Печальные песни сирен | Страница: 29

  • Georgia
  • Verdana
  • Tahoma
  • Symbol
  • Arial
16
px

«Мне бы еще пуховик», — мелькнула мысль, и она опять потеряла сознание.


Лиз пришла в себя ночью, лежа затылком на жесткой подушке в медпункте. Конноли скручивал сигарету, сидя в ногах железной кровати. Силуэт Дэвида вырисовывался на фоне серого прямоугольника окна. Лиз пошевелила руками. Плечам было холодно, как в тот вечер, когда она попала под дождь и когда… Она сообразила, что лежит раздетая под двумя шершавыми одеялами. Конноли уже прикуривал свою самокрутку. Бумага, смоченная слюной, никак не хотела разгораться.
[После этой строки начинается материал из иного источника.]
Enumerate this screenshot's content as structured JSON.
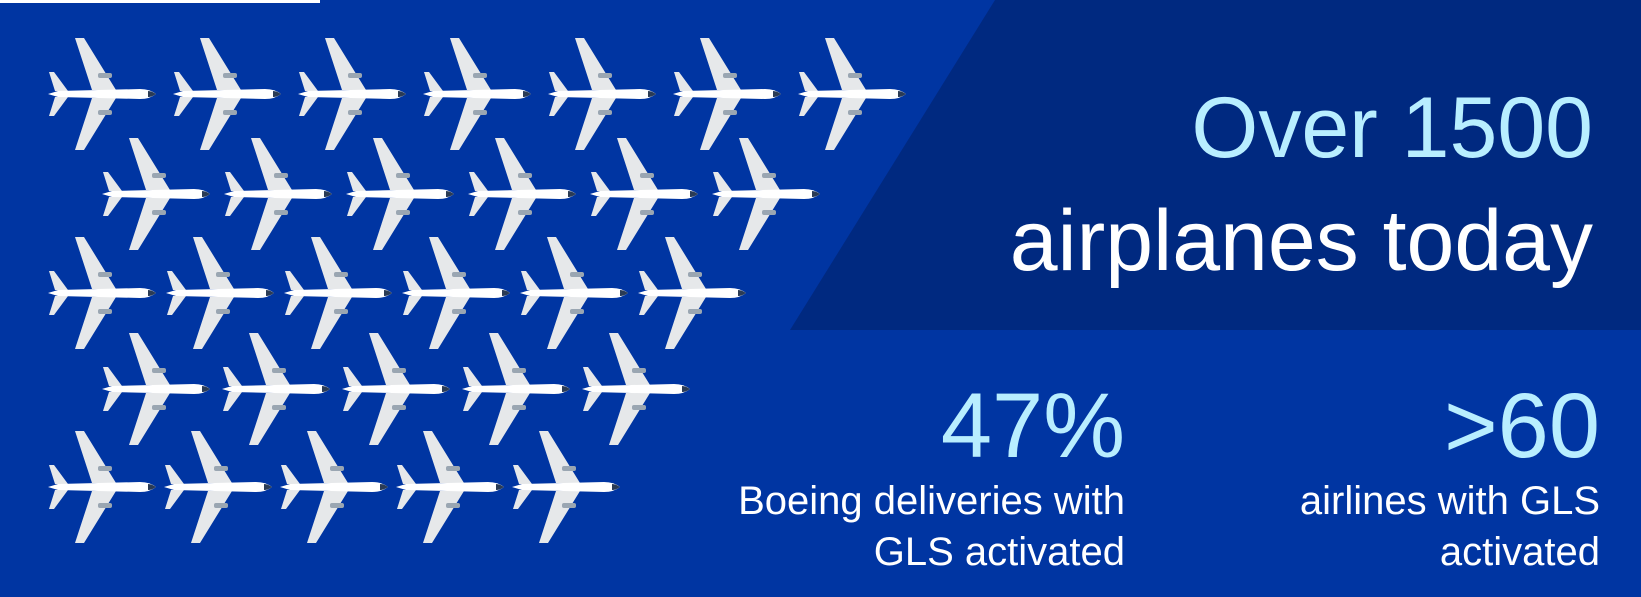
{
  "headline": [
    "Over 1500",
    "airplanes today"
  ],
  "stats": [
    {
      "value": "47%",
      "lines": [
        "Boeing deliveries with",
        "GLS activated"
      ]
    },
    {
      "value": ">60",
      "lines": [
        "airlines with GLS",
        "activated"
      ]
    }
  ]
}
— Она очнулась, — сказал Дэвид.

Лиз облизнула губы. Во рту все склеилось, словно во сне ее поили клеем. Мысль о том, что она лежит голая перед двумя мужчинами, ей не понравилась. Лиз так и не привыкла к спокойному бесстыдству товарищей по гимнастической школе. Кто раздел ее? Наверняка Дэвид. Вообразив их комментарии, она показалась себе смешной. Какие непристойные мысли! Может, пребывание в гнилом воздухе повлияло на ее мозг?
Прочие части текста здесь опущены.